Como a rotina familiar influencia o desenvolvimento de crianças autistas

Ambiente doméstico e pequenas atitudes são essenciais para o progresso no espectro autista

Abril Azul é o mês dedicado à conscientização sobre o Transtorno do Espectro Autista (TEA), e destaca um aspecto fundamental para o desenvolvimento dessas crianças: a rotina dentro de casa. De acordo com o neurocirurgião especialista em desenvolvimento infantil, Dr. André Ceballos, o papel da família vai muito além do apoio às terapias, sendo o ponto central para a evolução cognitiva, social e afetiva da criança autista.

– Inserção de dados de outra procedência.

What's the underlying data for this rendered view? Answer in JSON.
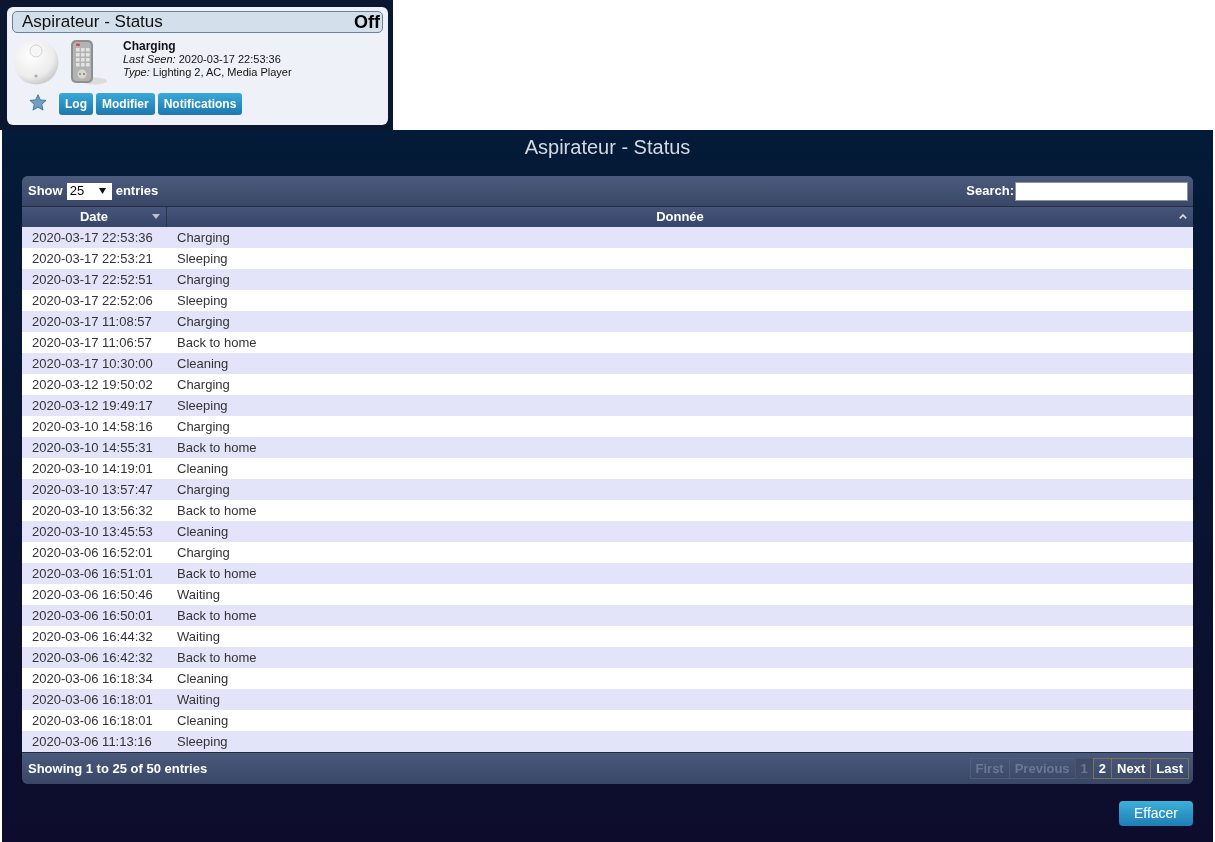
{
  "device_card": {
    "title": "Aspirateur - Status",
    "state": "Off",
    "status": "Charging",
    "last_seen": "*Last Seen:* 2020-03-17 22:53:36",
    "type": "*Type:* Lighting 2, AC, Media Player",
    "favorite": false,
    "buttons": [
      "Log",
      "Modifier",
      "Notifications"
    ]
  },
  "page_title": "Aspirateur - Status",
  "table": {
    "length_label": "Show",
    "page_length": "25",
    "length_suffix": "entries",
    "search_label": "Search:",
    "columns": [
      {
        "label": "Date",
        "sorted": true
      },
      {
        "label": "Donnée",
        "sorted": false
      }
    ],
    "rows": [
      {
        "date": "2020-03-17 22:53:36",
        "value": "Charging"
      },
      {
        "date": "2020-03-17 22:53:21",
        "value": "Sleeping"
      },
      {
        "date": "2020-03-17 22:52:51",
        "value": "Charging"
      },
      {
        "date": "2020-03-17 22:52:06",
        "value": "Sleeping"
      },
      {
        "date": "2020-03-17 11:08:57",
        "value": "Charging"
      },
      {
        "date": "2020-03-17 11:06:57",
        "value": "Back to home"
      },
      {
        "date": "2020-03-17 10:30:00",
        "value": "Cleaning"
      },
      {
        "date": "2020-03-12 19:50:02",
        "value": "Charging"
      },
      {
        "date": "2020-03-12 19:49:17",
        "value": "Sleeping"
      },
      {
        "date": "2020-03-10 14:58:16",
        "value": "Charging"
      },
      {
        "date": "2020-03-10 14:55:31",
        "value": "Back to home"
      },
      {
        "date": "2020-03-10 14:19:01",
        "value": "Cleaning"
      },
      {
        "date": "2020-03-10 13:57:47",
        "value": "Charging"
      },
      {
        "date": "2020-03-10 13:56:32",
        "value": "Back to home"
      },
      {
        "date": "2020-03-10 13:45:53",
        "value": "Cleaning"
      },
      {
        "date": "2020-03-06 16:52:01",
        "value": "Charging"
      },
      {
        "date": "2020-03-06 16:51:01",
        "value": "Back to home"
      },
      {
        "date": "2020-03-06 16:50:46",
        "value": "Waiting"
      },
      {
        "date": "2020-03-06 16:50:01",
        "value": "Back to home"
      },
      {
        "date": "2020-03-06 16:44:32",
        "value": "Waiting"
      },
      {
        "date": "2020-03-06 16:42:32",
        "value": "Back to home"
      },
      {
        "date": "2020-03-06 16:18:34",
        "value": "Cleaning"
      },
      {
        "date": "2020-03-06 16:18:01",
        "value": "Waiting"
      },
      {
        "date": "2020-03-06 16:18:01",
        "value": "Cleaning"
      },
      {
        "date": "2020-03-06 11:13:16",
        "value": "Sleeping"
      }
    ],
    "info": "Showing 1 to 25 of 50 entries",
    "pager": [
      {
        "kind": "nav",
        "label": "First",
        "disabled": true
      },
      {
        "kind": "nav",
        "label": "Previous",
        "disabled": true
      },
      {
        "kind": "page",
        "label": "1",
        "selected": true
      },
      {
        "kind": "page",
        "label": "2",
        "selected": false
      },
      {
        "kind": "nav",
        "label": "Next",
        "disabled": false
      },
      {
        "kind": "nav",
        "label": "Last",
        "disabled": false
      }
    ]
  },
  "clear_button": "Effacer"
}
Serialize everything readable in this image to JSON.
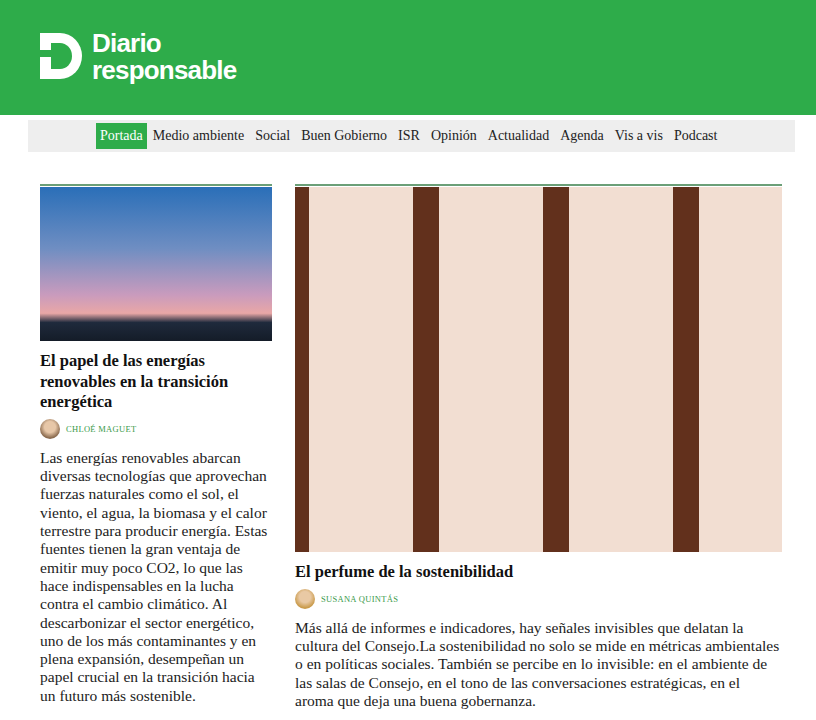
{
  "site": {
    "logo_lines": [
      "Diario",
      "responsable"
    ]
  },
  "nav": [
    {
      "label": "Portada",
      "selected": true
    },
    {
      "label": "Medio ambiente",
      "selected": false
    },
    {
      "label": "Social",
      "selected": false
    },
    {
      "label": "Buen Gobierno",
      "selected": false
    },
    {
      "label": "ISR",
      "selected": false
    },
    {
      "label": "Opinión",
      "selected": false
    },
    {
      "label": "Actualidad",
      "selected": false
    },
    {
      "label": "Agenda",
      "selected": false
    },
    {
      "label": "Vis a vis",
      "selected": false
    },
    {
      "label": "Podcast",
      "selected": false
    }
  ],
  "side_article": {
    "title": "El papel de las energías renovables en la transición energética",
    "author": "CHLOÉ MAGUET",
    "excerpt": "Las energías renovables abarcan diversas tecnologías que aprovechan fuerzas naturales como el sol, el viento, el agua, la biomasa y el calor terrestre para producir energía. Estas fuentes tienen la gran ventaja de emitir muy poco CO2, lo que las hace indispensables en la lucha contra el cambio climático. Al descarbonizar el sector energético, uno de los más contaminantes y en plena expansión, desempeñan un papel crucial en la transición hacia un futuro más sostenible."
  },
  "featured_article": {
    "title": "El perfume de la sostenibilidad",
    "author": "SUSANA QUINTÁS",
    "excerpt": "Más allá de informes e indicadores, hay señales invisibles que delatan la cultura del Consejo.La sostenibilidad no solo se mide en métricas ambientales o en políticas sociales. También se percibe en lo invisible: en el ambiente de las salas de Consejo, en el tono de las conversaciones estratégicas, en el aroma que deja una buena gobernanza."
  }
}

O diagnóstico de autismo costuma gerar muitas dúvidas, especialmente sobre como adaptar o cotidiano para estimular o desenvolvimento. Para Ceballos, o cérebro infantil possui uma plasticidade extraordinária, o que torna os estímulos diários essenciais. “Quando a família participa ativamente, ela potencializa o que é trabalhado nas terapias”, explica o especialista. Isso significa que pequenas atitudes incorporadas à rotina, sem necessidade de conhecimento técnico, já podem fazer grande diferença.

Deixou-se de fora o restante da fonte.